«La relation entre la France et l’Afrique ne peut pas être une éternelle rétrospective»
Les discours se suivent et les réactions se ressemblent. Nous assistons à un engrenage qui produit une sensible impression de déjà-vu. Un discours du président de la République française, prononcé à l’occasion de la conférence des ambassadeurs, dont il n’est retenu qu’une phrase, une émotion et une indignation collective sur le continent, et enfin une «viralisation» organisée qui sature et préempte tout débat.
Dans cette chorégraphie éculée, on peine à discerner les gagnants. Ils existent pourtant puisque nous voyons émerger une catégorie d’acteurs - dirigeants, influenceurs, experts autoproclamés - qui ont en partage le juteux commerce de la fracture et de la polarisation. Ces nouveaux rentiers du «clash» permanent auront-ils la politesse de dire merci, voire «spassiba» ? On peut également douter de leur gratitude. Pourquoi cette hystérisation est-elle si lassante ? Parce que l’outrance des discours s’est substituée à la vérité de l’action.
En matière de «reconnaissance» entre la France et le continent africain, puisque l’étincelle vient de là, les progrès n’ont jamais été aussi importants qu’au cours des dernières années. Des rapports ont été écrits, des paroles ont été posées, et s’il ne fallait retenir que l’exemple de l’engagement de la France au Rwanda, des responsabilités ont été attribuées. Certes, nous ne sommes pas au bout du chemin mais, comme nous l’avons vu encore ces dernières semaines autour de la mémoire des tirailleurs de Thiaroye, les lignes continuent de bouger dans le bon sens. Loin des vociférations, des archives s’ouvrent, des chercheurs français et africains travaillent ensemble, une mémoire partagée se construit.
Pour autant, la relation entre la France et le continent africain ne peut pas être une éternelle rétrospective. Ni la France, ni l’Afrique n’ont intérêt à être enfermées, pour l’une, dans la posture du coupable permanent, de victime de l’histoire pour l’autre. Mener des recherches sur le passé n’a de sens que s’il s’agit d’investir en parallèle dans l’avenir.
Le président de la République française a lui-même fixé un cap en se projetant dans une relation désormais centrée sur des partenariats économiques et non sur des coopérations sécuritaires. Ce cap est partagé par de nombreux dirigeants et acteurs économiques africains qui veulent une relation d’égal à égal avec la France.

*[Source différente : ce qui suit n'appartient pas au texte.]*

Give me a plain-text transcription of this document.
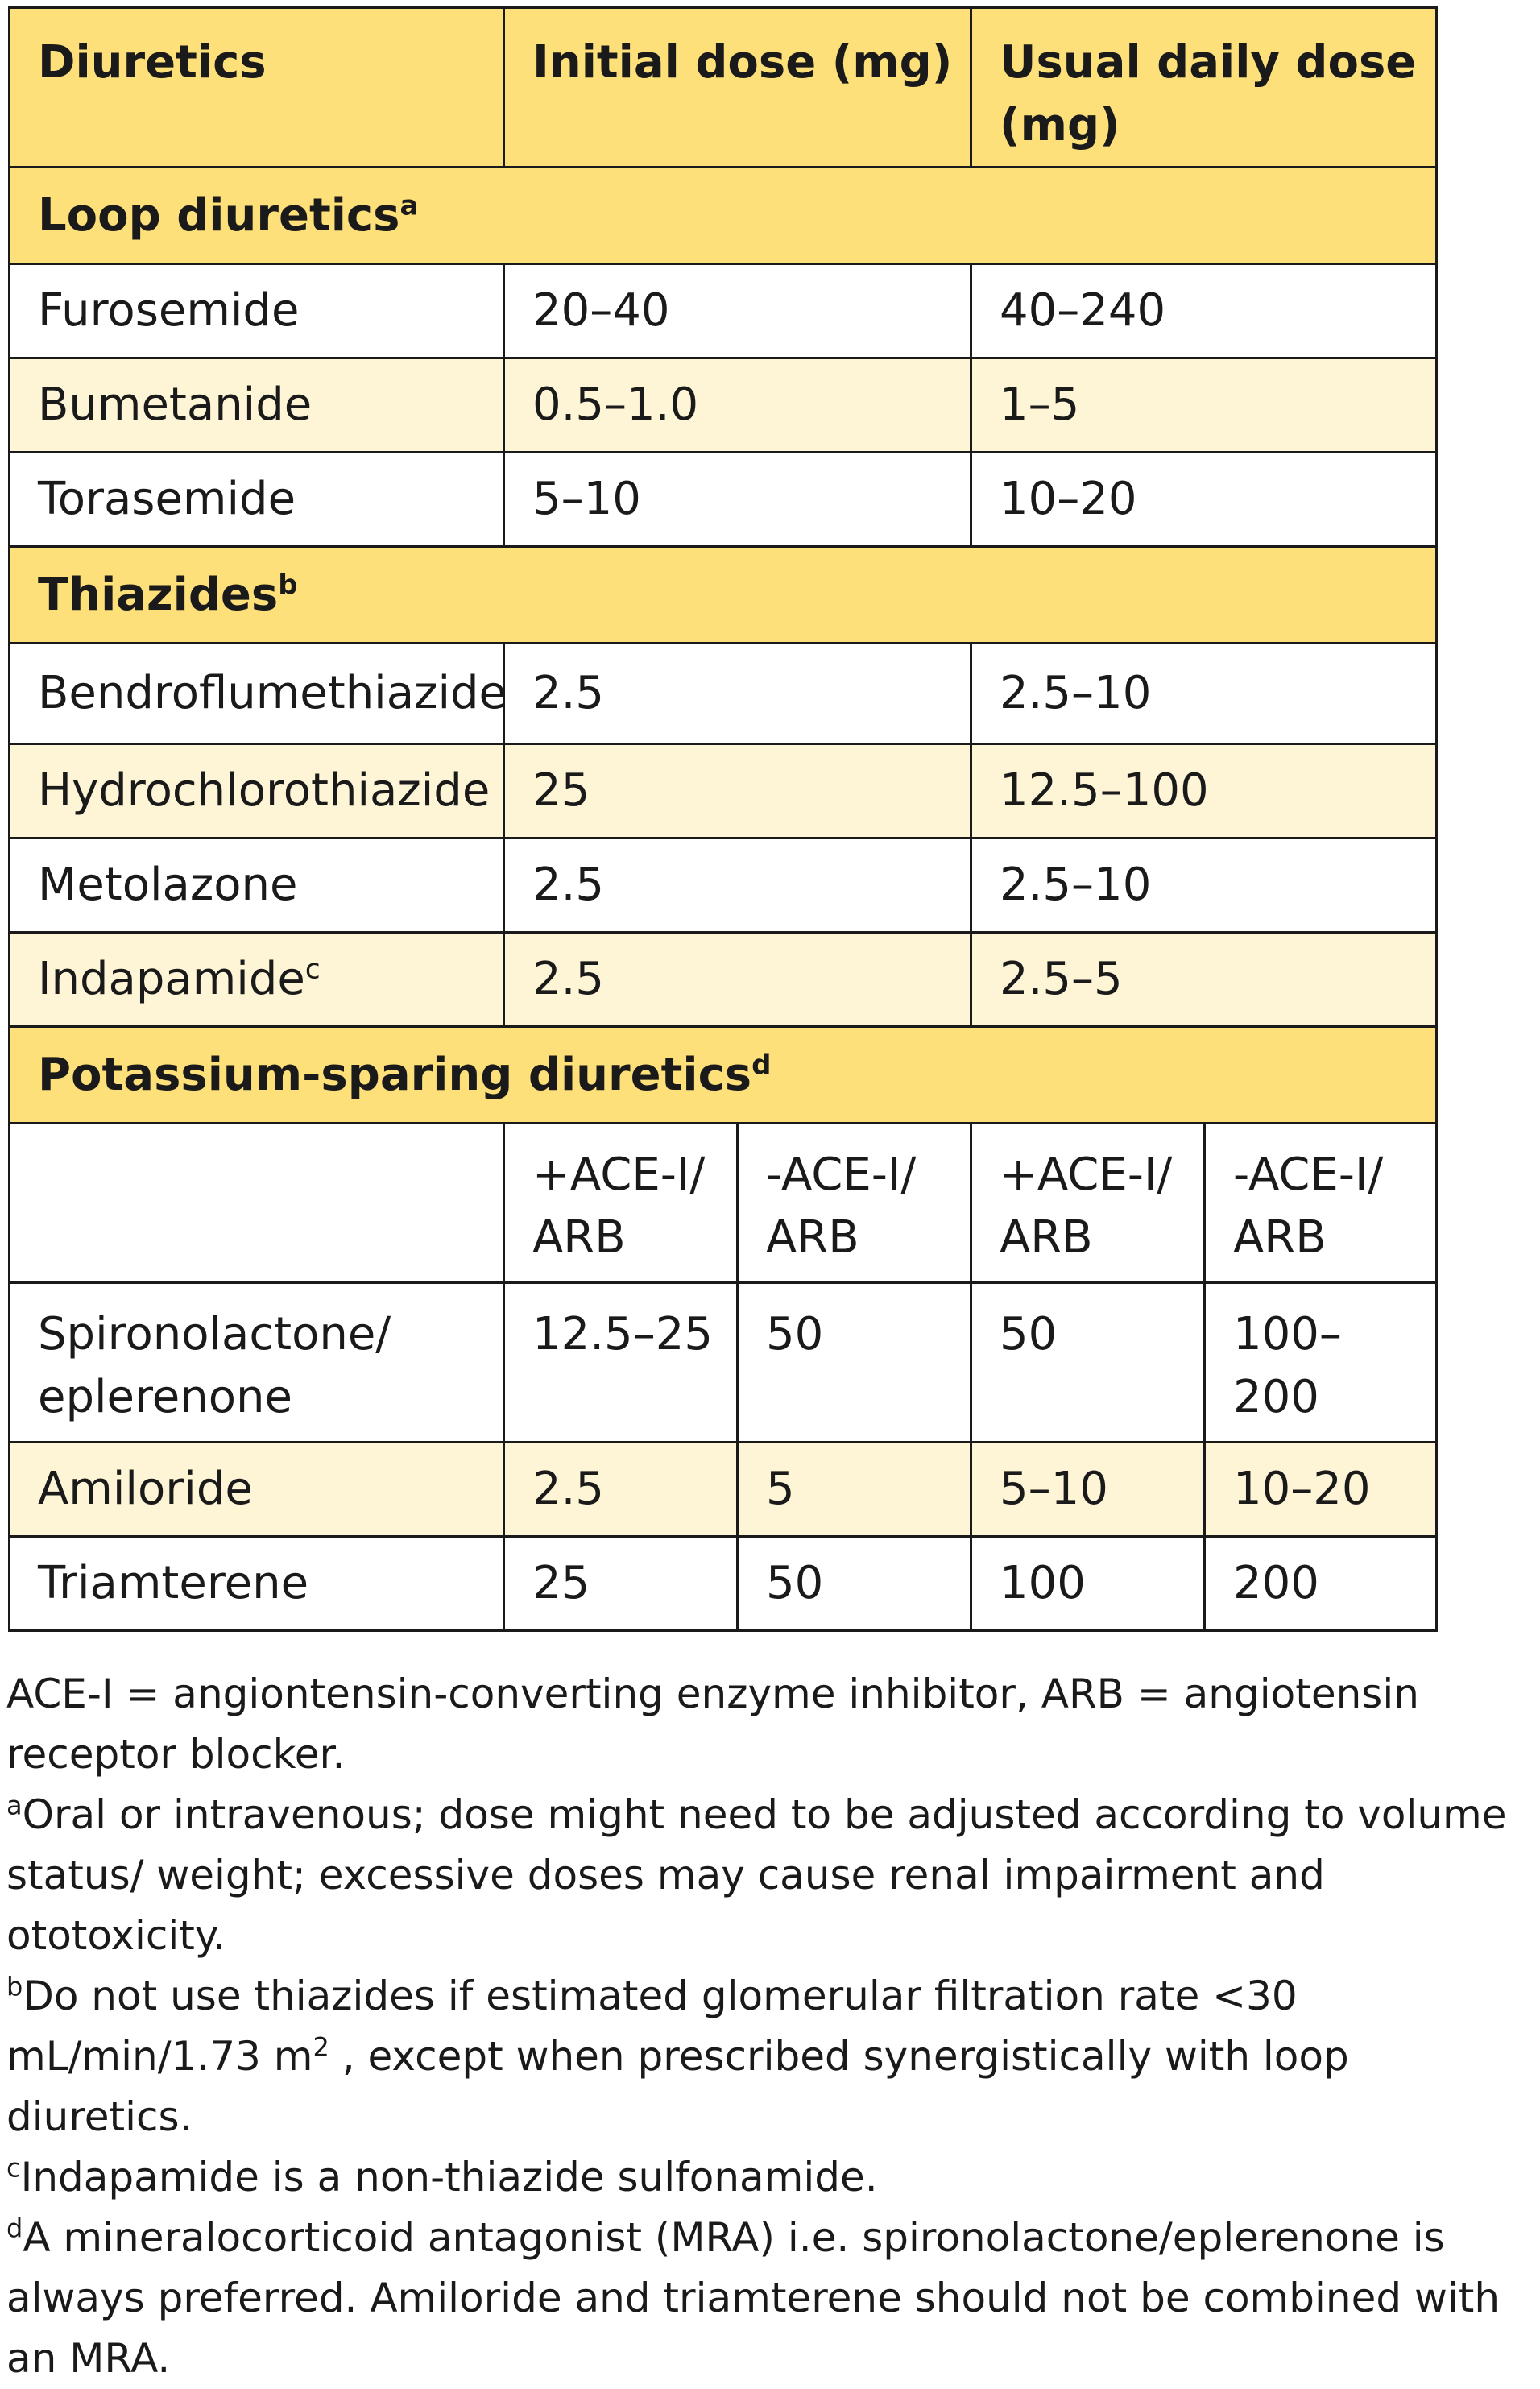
Diuretics	Initial dose (mg)		Usual daily dose (mg)	
Loop diuretics$^a$
Furosemide	20–40		40–240	
Bumetanide	0.5–1.0		1–5	
Torasemide	5–10		10–20	
Thiazides$^b$
Bendroflumethiazide	2.5		2.5–10	
Hydrochlorothiazide	25		12.5–100	
Metolazone	2.5		2.5–10	
Indapamide$^c$	2.5		2.5–5	
Potassium-sparing diuretics$^d$
	+ACE-I/ ARB	-ACE-I/ ARB	+ACE-I/ ARB	-ACE-I/ ARB
Spironolactone/ eplerenone	12.5–25	50	50	100– 200
Amiloride	2.5	5	5–10	10–20
Triamterene	25	50	100	200

ACE-I = angiontensin-converting enzyme inhibitor, ARB = angiotensin receptor blocker.

$^a$Oral or intravenous; dose might need to be adjusted according to volume status/ weight; excessive doses may cause renal impairment and ototoxicity.

$^b$Do not use thiazides if estimated glomerular filtration rate <30 mL/min/1.73 $m^2$ , except when prescribed synergistically with loop diuretics.

$^c$Indapamide is a non-thiazide sulfonamide.

$^d$A mineralocorticoid antagonist (MRA) i.e. spironolactone/eplerenone is always preferred. Amiloride and triamterene should not be combined with an MRA.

Pour concrétiser cette vision, nous n’avons pas de besoin de discours, encore moins de polémiques stériles. Nous avons besoin d’actions.
Nous avons, en France comme en Afrique, des acteurs engagés qui, au quotidien, saisissent les opportunités, échangent, créent, investissent. À l’image de la French-African Foundation et des différentes promotions de Young Leaders, les talents et les volontés ne manquent pas.

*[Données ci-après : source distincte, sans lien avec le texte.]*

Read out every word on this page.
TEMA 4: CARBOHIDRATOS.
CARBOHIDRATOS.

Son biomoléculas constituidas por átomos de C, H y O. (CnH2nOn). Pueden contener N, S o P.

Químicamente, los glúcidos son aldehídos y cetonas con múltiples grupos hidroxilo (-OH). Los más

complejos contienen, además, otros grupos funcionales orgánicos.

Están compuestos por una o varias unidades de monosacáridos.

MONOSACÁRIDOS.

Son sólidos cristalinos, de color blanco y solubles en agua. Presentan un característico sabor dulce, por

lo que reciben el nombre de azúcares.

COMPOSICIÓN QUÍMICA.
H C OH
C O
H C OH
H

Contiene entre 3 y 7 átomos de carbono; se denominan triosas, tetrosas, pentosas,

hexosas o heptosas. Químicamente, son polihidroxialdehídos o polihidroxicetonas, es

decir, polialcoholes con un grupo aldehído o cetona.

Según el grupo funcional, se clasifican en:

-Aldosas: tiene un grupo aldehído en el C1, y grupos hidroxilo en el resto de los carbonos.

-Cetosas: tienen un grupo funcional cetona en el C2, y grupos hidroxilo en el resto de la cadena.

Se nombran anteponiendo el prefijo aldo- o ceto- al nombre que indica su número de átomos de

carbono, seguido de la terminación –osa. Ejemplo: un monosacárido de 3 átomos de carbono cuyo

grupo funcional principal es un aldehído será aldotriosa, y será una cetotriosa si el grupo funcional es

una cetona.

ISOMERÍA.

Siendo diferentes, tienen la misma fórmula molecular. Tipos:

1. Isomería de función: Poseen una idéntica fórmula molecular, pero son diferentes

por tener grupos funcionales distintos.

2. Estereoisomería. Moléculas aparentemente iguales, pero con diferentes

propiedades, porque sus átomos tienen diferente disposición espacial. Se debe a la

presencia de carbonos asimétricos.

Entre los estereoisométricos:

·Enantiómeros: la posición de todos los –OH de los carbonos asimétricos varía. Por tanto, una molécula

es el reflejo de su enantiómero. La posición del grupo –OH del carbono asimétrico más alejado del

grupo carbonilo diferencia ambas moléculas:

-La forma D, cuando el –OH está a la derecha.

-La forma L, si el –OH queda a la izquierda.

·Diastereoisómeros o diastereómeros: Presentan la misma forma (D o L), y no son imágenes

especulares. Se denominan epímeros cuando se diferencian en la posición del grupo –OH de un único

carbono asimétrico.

Il faut maintenant passer à la vitesse supérieure : organiser et projeter des filières d’entreprises, accompagner et sécuriser les investissements en Afrique des petites et moyennes entreprises, accélérer la formidable dynamique d’industrialisation à l’œuvre dans plusieurs zones franches sur le continent africain. Ce sont moins des bases militaires que des investissements dans son agriculture qui stabiliseront demain le Sahel. Ce sont des investissements volontaristes dans les infrastructures de l’intelligence artificielle qui garantiront la souveraineté africaine.
Moins de discours mais plus de dialogues, plus de rythme, plus de réussites concrètes : nous avons tout pour coproduire, entre la France et le continent africain, un haletant film d’action et non une terne rediffusion.
- Mamadou Goundiam est membre du comité de direction de la French-African Foundation, et directeur général exécutif de Jeune Afrique Media Group.
- Nachouat Meghouar est directrice générale de la French-African Foundation.
- Nelly Kambiwa est directrice globale de la responsabilité d’entreprise et de la durabilité chez Sopra Banking Software, Young Leader de la French-African Foundation.
- Mathias Léopoldie, est président-directeur général de Julaya, Young Leader de la French-African Foundation.
- Alexandre Coster est co-président de la French-African Foundation.